On August 5, recording artist Shaun Groves will release his sophomore album, entitled Twilight. Having just finished the initial recording process for the album, Shaun shares the fears of an artist troubled by the prospect of creating mediocrity in this third installment of a monthly series.

Remember those thin yellow boxes whose tops featured pictures of impressionistically painted kittens, horses, clowns, and, of course—my favorite—the Lord's Supper? Inside each small package was a brush made to shed plastic bristles all over my masterpiece, a strand of plastic paint buckets numbered from one to 10, and a "canvas" printed to the edges with numbers inside a line drawing just waiting to be filled in with matching-numbered watercolor samples.

I'm thinking of those boxes as I approach a big wooden house in downtown Franklin, Tennessee. The house is decorated as though awaiting a Pottery Barn photo crew, and is stocked with enough chips and bottled water to feed one. I walk in with my guitar and a head full of songs, give a few hugs and handshakes to guys I haven't seen since we made the last record, and make myself comfortable on the large leather couch in the darkened control room.

Jim Dineen, walnut lover/nice guy/poster boy/engineer, sits in front of me in his rolling chair, tweaking knobs and faders as he will for the duration of the recording process. He and his assistant David are making the last preparations for the sessions—laying cables, moving mics, and a bunch of other stuff I don't understand. Thank God for Jim and David.

My producer, Monroe Jones, stumbles into the control room from the kitchen of the Bennett House studio complex—not drunk—just really relaxed. He always is—even now, minutes before we try something he and I have never tried before. We are attempting to do more than paint by numbers and stay in the lines that insure approval from all. I've written songs that are less like line drawings and more like faint sketches. It's less obvious what colors should go where, what choices to make, and, so, this time there is far more freedom and far less certainty to this process. For me anyway.

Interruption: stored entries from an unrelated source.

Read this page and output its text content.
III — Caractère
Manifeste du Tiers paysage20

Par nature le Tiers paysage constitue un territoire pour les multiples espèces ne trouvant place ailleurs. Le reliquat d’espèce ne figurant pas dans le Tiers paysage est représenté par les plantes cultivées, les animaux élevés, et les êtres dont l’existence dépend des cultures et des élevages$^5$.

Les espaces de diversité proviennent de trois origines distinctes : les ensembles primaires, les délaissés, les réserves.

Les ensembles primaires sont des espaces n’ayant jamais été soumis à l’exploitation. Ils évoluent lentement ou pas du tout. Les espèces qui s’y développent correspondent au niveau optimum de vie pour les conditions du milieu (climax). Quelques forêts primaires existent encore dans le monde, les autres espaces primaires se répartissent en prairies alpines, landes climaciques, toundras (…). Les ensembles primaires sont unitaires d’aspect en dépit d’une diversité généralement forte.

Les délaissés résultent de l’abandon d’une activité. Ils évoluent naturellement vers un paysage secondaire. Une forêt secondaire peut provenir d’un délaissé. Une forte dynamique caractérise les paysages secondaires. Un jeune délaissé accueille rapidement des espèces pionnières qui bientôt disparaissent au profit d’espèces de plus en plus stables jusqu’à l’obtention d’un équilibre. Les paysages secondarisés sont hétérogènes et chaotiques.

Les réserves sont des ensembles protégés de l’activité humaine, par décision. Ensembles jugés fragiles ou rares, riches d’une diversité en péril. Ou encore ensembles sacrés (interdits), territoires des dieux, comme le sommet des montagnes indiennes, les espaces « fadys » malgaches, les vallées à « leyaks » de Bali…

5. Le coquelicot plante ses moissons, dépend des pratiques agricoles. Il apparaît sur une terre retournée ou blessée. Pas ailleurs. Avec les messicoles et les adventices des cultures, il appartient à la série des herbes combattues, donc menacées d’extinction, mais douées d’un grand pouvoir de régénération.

But that's not scary for Monroe. With or without definite boundaries from an artist, he's apt to challenge every expectation, blur any hard lines, and question every have-to. That's why I love him. That and the fact that I'm sitting in a circle at a student model upright piano—Gary Burnett playing electric guitar on my left, Mark Hill on bass across from me, and Dan Needham slamming drums to my right. I'm in a band. Yes!

The band—MY band—and Monroe gather around me at the piano to hear the first song: "Twilight." As I play, I think of every place where my performance is weak, every spot in the tune that I might blow when we roll tape. (There will be no easy way to fix mistakes this time, since everything I play will be heard by everyone else's microphones as well. That's the downside to setting up this way and not in separate rooms as usual.) While I fret, the guys write. They scribble, in Nashvillian shorthand, every chord and rest they hear while Dan stares at the floor—hearing everything he'll soon play in his head. I finish "Twilight," and there are no questions about anything they just heard. These guys are amazing.

Monroe gives a few instructions on tempo and feel and guitar sounds, and the players go to work making the necessary adjustments to their gear—cracking jokes on each other and me as if to say, in a testosterone-filled, I'm-no-sissy way, "I've missed you too, man."